Hızlı Git
20. yy başlarında Almanya’da ortaya çıktığı bilinmektedir. Natüralizme tepki olarak doğan Ekspresyonizm akımı, aynı zamanda dönemin ekonomik ve politik sorunlarının etkisinde ilk eserlerini vermeye başlamıştır. Bu akımın öne çıkan özelliği doğanın olduğu gibi yansıtılmasının yerine, doğanın sanatçı üzerinde bıraktığı duygu ve hissiyatın sanat eserine aktarılmasıdır. ‘Mimelis’ yani doğanın olduğu gibi taklidi ilkesini sert şekilde reddederler. Bu akımda da sürrealizmde olduğu gibi sanatçının iç dünyası ve duyguları esere yansır.
Ekspresyonizm Nedir?
Ekspresyonizm de sanatçılar; görsel sanatlarda özellikle mimari ve resim alanında o döneme kadar kabul edilmiş tüm kesin kuralları reddederek, yenilikçi yaklaşımlarla var olan sanat düzenine başkaldırmışlardır. Kesin kuralların reddedilmesiyle yeni oluşacak kuralları ise deneyerek bulmuşlardır.
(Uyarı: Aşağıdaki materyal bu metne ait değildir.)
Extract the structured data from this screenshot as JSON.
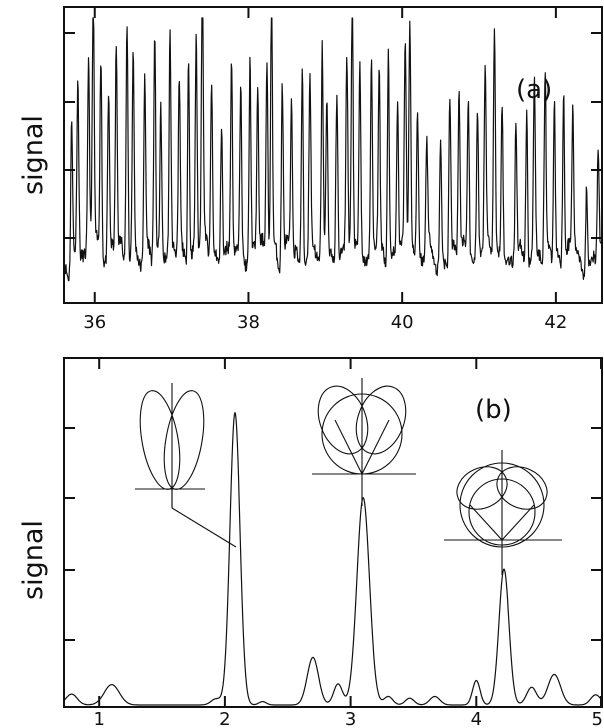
{
  "chart_data": [
    {
      "type": "line",
      "panel_label": "(a)",
      "ylabel": "signal",
      "xlim": [
        35.6,
        42.6
      ],
      "x_ticks": [
        "36",
        "38",
        "40",
        "42"
      ],
      "series": [
        {
          "peaks": [
            {
              "x": 35.7,
              "y": 0.56
            },
            {
              "x": 35.78,
              "y": 0.64
            },
            {
              "x": 35.92,
              "y": 0.73
            },
            {
              "x": 35.98,
              "y": 0.98
            },
            {
              "x": 36.08,
              "y": 0.74
            },
            {
              "x": 36.18,
              "y": 0.6
            },
            {
              "x": 36.28,
              "y": 0.77
            },
            {
              "x": 36.42,
              "y": 0.9
            },
            {
              "x": 36.5,
              "y": 0.75
            },
            {
              "x": 36.65,
              "y": 0.64
            },
            {
              "x": 36.78,
              "y": 0.85
            },
            {
              "x": 36.86,
              "y": 0.55
            },
            {
              "x": 36.98,
              "y": 0.81
            },
            {
              "x": 37.1,
              "y": 0.64
            },
            {
              "x": 37.22,
              "y": 0.78
            },
            {
              "x": 37.32,
              "y": 0.83
            },
            {
              "x": 37.4,
              "y": 1.0
            },
            {
              "x": 37.52,
              "y": 0.68
            },
            {
              "x": 37.65,
              "y": 0.55
            },
            {
              "x": 37.78,
              "y": 0.73
            },
            {
              "x": 37.9,
              "y": 0.66
            },
            {
              "x": 38.02,
              "y": 0.75
            },
            {
              "x": 38.12,
              "y": 0.6
            },
            {
              "x": 38.24,
              "y": 0.72
            },
            {
              "x": 38.3,
              "y": 0.94
            },
            {
              "x": 38.44,
              "y": 0.68
            },
            {
              "x": 38.56,
              "y": 0.56
            },
            {
              "x": 38.7,
              "y": 0.74
            },
            {
              "x": 38.8,
              "y": 0.65
            },
            {
              "x": 38.96,
              "y": 0.77
            },
            {
              "x": 39.02,
              "y": 0.55
            },
            {
              "x": 39.15,
              "y": 0.63
            },
            {
              "x": 39.28,
              "y": 0.72
            },
            {
              "x": 39.35,
              "y": 0.9
            },
            {
              "x": 39.45,
              "y": 0.72
            },
            {
              "x": 39.6,
              "y": 0.73
            },
            {
              "x": 39.7,
              "y": 0.66
            },
            {
              "x": 39.82,
              "y": 0.82
            },
            {
              "x": 39.94,
              "y": 0.6
            },
            {
              "x": 40.04,
              "y": 0.76
            },
            {
              "x": 40.1,
              "y": 0.83
            },
            {
              "x": 40.2,
              "y": 0.54
            },
            {
              "x": 40.32,
              "y": 0.43
            },
            {
              "x": 40.5,
              "y": 0.45
            },
            {
              "x": 40.62,
              "y": 0.62
            },
            {
              "x": 40.74,
              "y": 0.6
            },
            {
              "x": 40.86,
              "y": 0.63
            },
            {
              "x": 40.98,
              "y": 0.56
            },
            {
              "x": 41.08,
              "y": 0.68
            },
            {
              "x": 41.2,
              "y": 0.88
            },
            {
              "x": 41.3,
              "y": 0.6
            },
            {
              "x": 41.48,
              "y": 0.52
            },
            {
              "x": 41.62,
              "y": 0.57
            },
            {
              "x": 41.72,
              "y": 0.67
            },
            {
              "x": 41.86,
              "y": 0.66
            },
            {
              "x": 41.98,
              "y": 0.61
            },
            {
              "x": 42.1,
              "y": 0.65
            },
            {
              "x": 42.22,
              "y": 0.53
            },
            {
              "x": 42.4,
              "y": 0.33
            },
            {
              "x": 42.55,
              "y": 0.42
            }
          ]
        }
      ]
    },
    {
      "type": "line",
      "panel_label": "(b)",
      "ylabel": "signal",
      "xlim": [
        0.72,
        5.0
      ],
      "ylim": [
        0,
        1
      ],
      "x_ticks": [
        "1",
        "2",
        "3",
        "4",
        "5"
      ],
      "series": [
        {
          "peaks": [
            {
              "x": 0.78,
              "y": 0.032,
              "w": 0.045
            },
            {
              "x": 1.1,
              "y": 0.06,
              "w": 0.06
            },
            {
              "x": 1.93,
              "y": 0.018,
              "w": 0.04
            },
            {
              "x": 2.08,
              "y": 0.86,
              "w": 0.04
            },
            {
              "x": 2.3,
              "y": 0.01,
              "w": 0.03
            },
            {
              "x": 2.7,
              "y": 0.14,
              "w": 0.045
            },
            {
              "x": 2.9,
              "y": 0.062,
              "w": 0.035
            },
            {
              "x": 3.1,
              "y": 0.61,
              "w": 0.05
            },
            {
              "x": 3.3,
              "y": 0.025,
              "w": 0.035
            },
            {
              "x": 3.47,
              "y": 0.02,
              "w": 0.035
            },
            {
              "x": 3.67,
              "y": 0.025,
              "w": 0.04
            },
            {
              "x": 4.0,
              "y": 0.072,
              "w": 0.03
            },
            {
              "x": 4.22,
              "y": 0.4,
              "w": 0.04
            },
            {
              "x": 4.44,
              "y": 0.052,
              "w": 0.04
            },
            {
              "x": 4.62,
              "y": 0.09,
              "w": 0.05
            },
            {
              "x": 4.95,
              "y": 0.03,
              "w": 0.04
            }
          ]
        }
      ]
    }
  ]
}
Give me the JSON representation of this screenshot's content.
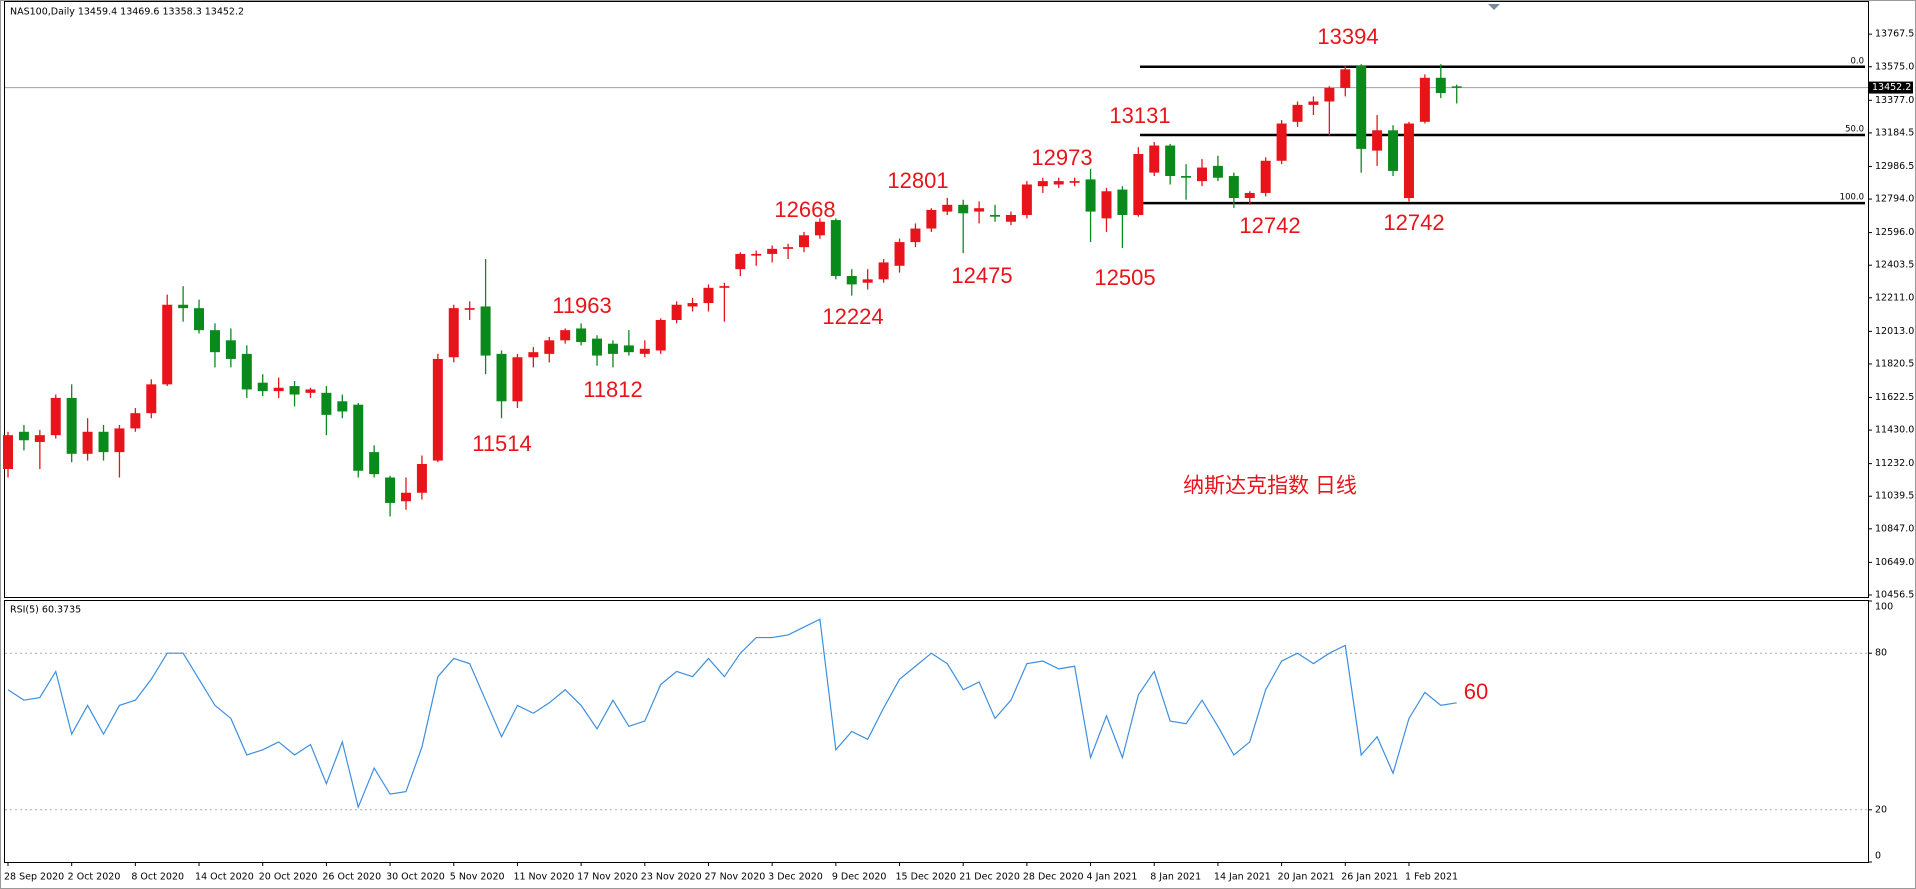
{
  "chart_data": [
    {
      "type": "candlestick",
      "title": "NAS100,Daily  13459.4 13469.6 13358.3 13452.2",
      "up_color": "#e8141b",
      "down_color": "#0b8a1c",
      "categories": [
        "28 Sep 2020",
        null,
        null,
        null,
        "2 Oct 2020",
        null,
        null,
        null,
        "8 Oct 2020",
        null,
        null,
        null,
        "14 Oct 2020",
        null,
        null,
        null,
        "20 Oct 2020",
        null,
        null,
        null,
        "26 Oct 2020",
        null,
        null,
        null,
        "30 Oct 2020",
        null,
        null,
        null,
        "5 Nov 2020",
        null,
        null,
        null,
        "11 Nov 2020",
        null,
        null,
        null,
        "17 Nov 2020",
        null,
        null,
        null,
        "23 Nov 2020",
        null,
        null,
        null,
        "27 Nov 2020",
        null,
        null,
        null,
        "3 Dec 2020",
        null,
        null,
        null,
        "9 Dec 2020",
        null,
        null,
        null,
        "15 Dec 2020",
        null,
        null,
        null,
        "21 Dec 2020",
        null,
        null,
        null,
        "28 Dec 2020",
        null,
        null,
        null,
        "4 Jan 2021",
        null,
        null,
        null,
        "8 Jan 2021",
        null,
        null,
        null,
        "14 Jan 2021",
        null,
        null,
        null,
        "20 Jan 2021",
        null,
        null,
        null,
        "26 Jan 2021",
        null,
        null,
        null,
        "1 Feb 2021",
        null,
        null,
        null
      ],
      "open": [
        11200,
        11420,
        11360,
        11400,
        11620,
        11290,
        11420,
        11300,
        11440,
        11530,
        11700,
        12170,
        12150,
        12020,
        11960,
        11880,
        11710,
        11660,
        11690,
        11650,
        11650,
        11600,
        11580,
        11300,
        11150,
        11010,
        11060,
        11250,
        11860,
        12140,
        12160,
        11880,
        11600,
        11860,
        11880,
        11960,
        12030,
        11970,
        11940,
        11930,
        11880,
        11900,
        12080,
        12160,
        12180,
        12270,
        12380,
        12460,
        12470,
        12500,
        12510,
        12580,
        12670,
        12340,
        12300,
        12320,
        12400,
        12540,
        12620,
        12720,
        12760,
        12720,
        12700,
        12660,
        12700,
        12870,
        12880,
        12890,
        12910,
        12680,
        12850,
        12700,
        12950,
        13110,
        12930,
        12900,
        12990,
        12930,
        12800,
        12830,
        13020,
        13250,
        13350,
        13370,
        13450,
        13580,
        13080,
        13200,
        12800,
        13250,
        13510,
        13459.4
      ],
      "high": [
        11420,
        11460,
        11430,
        11640,
        11700,
        11500,
        11460,
        11460,
        11560,
        11730,
        12230,
        12280,
        12200,
        12060,
        12030,
        11930,
        11760,
        11740,
        11720,
        11680,
        11690,
        11640,
        11590,
        11340,
        11160,
        11150,
        11280,
        11880,
        12170,
        12190,
        12440,
        11900,
        11880,
        11920,
        11980,
        12030,
        12060,
        11990,
        11960,
        12020,
        11960,
        12090,
        12190,
        12210,
        12290,
        12300,
        12480,
        12490,
        12520,
        12530,
        12600,
        12680,
        12680,
        12380,
        12380,
        12440,
        12560,
        12650,
        12740,
        12801,
        12790,
        12780,
        12760,
        12720,
        12900,
        12920,
        12920,
        12920,
        12973,
        12860,
        12870,
        13100,
        13131,
        13120,
        13000,
        13030,
        13050,
        12950,
        12840,
        13040,
        13260,
        13370,
        13400,
        13460,
        13580,
        13590,
        13290,
        13230,
        13250,
        13530,
        13590,
        13469.6
      ],
      "low": [
        11150,
        11310,
        11200,
        11380,
        11240,
        11250,
        11250,
        11150,
        11420,
        11500,
        11690,
        12070,
        12000,
        11800,
        11800,
        11620,
        11630,
        11620,
        11570,
        11620,
        11400,
        11500,
        11150,
        11150,
        10920,
        10960,
        11020,
        11240,
        11830,
        12080,
        11760,
        11500,
        11560,
        11800,
        11830,
        11940,
        11930,
        11810,
        11800,
        11870,
        11860,
        11880,
        12060,
        12130,
        12130,
        12070,
        12340,
        12400,
        12420,
        12440,
        12480,
        12560,
        12320,
        12224,
        12260,
        12300,
        12360,
        12510,
        12600,
        12700,
        12475,
        12650,
        12660,
        12640,
        12680,
        12830,
        12860,
        12870,
        12540,
        12600,
        12505,
        12690,
        12930,
        12880,
        12790,
        12870,
        12900,
        12742,
        12760,
        12810,
        13000,
        13220,
        13290,
        13170,
        13400,
        12950,
        12990,
        12930,
        12780,
        13240,
        13390,
        13358.3
      ],
      "close": [
        11400,
        11370,
        11400,
        11620,
        11290,
        11420,
        11300,
        11440,
        11530,
        11700,
        12170,
        12150,
        12020,
        11890,
        11850,
        11670,
        11660,
        11680,
        11640,
        11670,
        11520,
        11540,
        11190,
        11170,
        11000,
        11060,
        11230,
        11850,
        12150,
        12150,
        11870,
        11600,
        11860,
        11890,
        11960,
        12020,
        11950,
        11870,
        11880,
        11890,
        11910,
        12080,
        12170,
        12180,
        12270,
        12280,
        12470,
        12470,
        12500,
        12510,
        12580,
        12660,
        12340,
        12290,
        12320,
        12420,
        12540,
        12620,
        12730,
        12760,
        12710,
        12740,
        12690,
        12700,
        12880,
        12900,
        12900,
        12900,
        12720,
        12840,
        12700,
        13060,
        13110,
        12930,
        12920,
        12980,
        12920,
        12800,
        12830,
        13020,
        13240,
        13350,
        13370,
        13450,
        13560,
        13090,
        13200,
        12960,
        13240,
        13510,
        13420,
        13452.2
      ],
      "ylim": [
        10444.6,
        13957.4
      ],
      "yticks": [
        13767.5,
        {
          "value": 13575,
          "label": "13575.0"
        },
        {
          "value": 13377,
          "label": "13377.0"
        },
        13184.5,
        12986.5,
        {
          "value": 12794,
          "label": "12794.0"
        },
        {
          "value": 12596,
          "label": "12596.0"
        },
        12403.5,
        {
          "value": 12211,
          "label": "12211.0"
        },
        {
          "value": 12013,
          "label": "12013.0"
        },
        11820.5,
        11622.5,
        {
          "value": 11430,
          "label": "11430.0"
        },
        {
          "value": 11232,
          "label": "11232.0"
        },
        11039.5,
        {
          "value": 10847,
          "label": "10847.0"
        },
        {
          "value": 10649,
          "label": "10649.0"
        },
        10456.5
      ],
      "last_price": 13452.2,
      "fib_levels": [
        {
          "value": 13575,
          "label": "0.0"
        },
        {
          "value": 13172.5,
          "label": "50.0"
        },
        {
          "value": 12770,
          "label": "100.0"
        }
      ],
      "price_labels": [
        13394,
        13131,
        12973,
        12801,
        12668,
        11963,
        11812,
        11514,
        12224,
        12475,
        12505,
        12742,
        12742
      ],
      "annotation": "纳斯达克指数 日线"
    },
    {
      "type": "line",
      "title": "RSI(5) 60.3735",
      "color": "#3d8fe0",
      "values": [
        66,
        62,
        63,
        73,
        49,
        60,
        49,
        60,
        62,
        70,
        80,
        80,
        70,
        60,
        55,
        41,
        43,
        46,
        41,
        45,
        30,
        46,
        21,
        36,
        26,
        27,
        44,
        71,
        78,
        76,
        62,
        48,
        60,
        57,
        61,
        66,
        60,
        51,
        62,
        52,
        54,
        68,
        73,
        71,
        78,
        71,
        80,
        86,
        86,
        87,
        90,
        93,
        43,
        50,
        47,
        59,
        70,
        75,
        80,
        76,
        66,
        69,
        55,
        62,
        76,
        77,
        74,
        75,
        40,
        56,
        40,
        64,
        73,
        54,
        53,
        62,
        52,
        41,
        46,
        66,
        77,
        80,
        76,
        80,
        83,
        41,
        48,
        34,
        55,
        65,
        60,
        61
      ],
      "ylim": [
        0,
        100
      ],
      "yticks": [
        100,
        80,
        20,
        0
      ],
      "annotation": 60
    }
  ]
}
Ekspresyonizm ortaya çıktığı çağ, yenilikler çağı olarak da adlandırılabilir. Teknoloji psikoloji ve daha birçok alanda yenilikler ortaya çıktıkça sanat için de bu yenilik ekspresyonizm akımı ile getirilmeye çalışılmıştır. Teknolojinin ilerlemesi ve fotoğraf makinasının kullanılmaya başlanılmasıyla resim sanatına verilen değer gün geçtikçe azalmaya başlamıştır. Bunun sonucu olarak ekspresyonistler yaptıkları resimlerde nesneleri, imgeleri, doğayı asla göründüğü gibi ele almamışlardır. Tüm çizgiler, resimdeki tüm objeler resim çizilirken sanatçının hissettiği benliğinden ortaya çıkmıştır.
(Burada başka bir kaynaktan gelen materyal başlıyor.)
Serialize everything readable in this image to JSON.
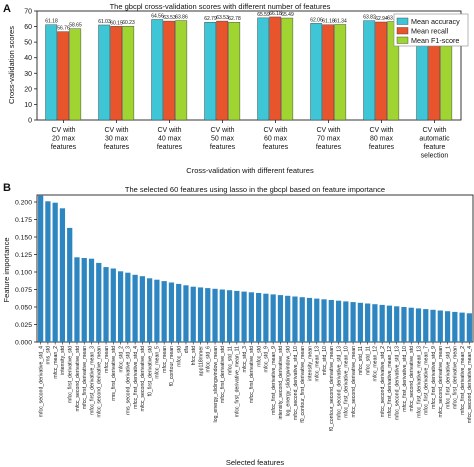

Ekspresyonizmi iki döneme ayırmak mümkündür. Bunlardan ilki Ernst Ludwig Krichner öncülüğünde kurulan ‘Die Brücke’dir. Bu dönemdeki sanatçılar eserlerinde daha çok kırmızı, lacivert ve siyah renklerini ön plana çıkarmışlardır. Ekspresyonizmin ikinci dönemi ise ‘Der Blaue Reiter’dir. Bu dönemin sanatçıları ise Die Brücke’nin aksine parlak renklere eserlerinde bolca yer vermişler ve bunun yanında eserlerinin içerisinde geometrik şekilleri de dahil etmişlerdir.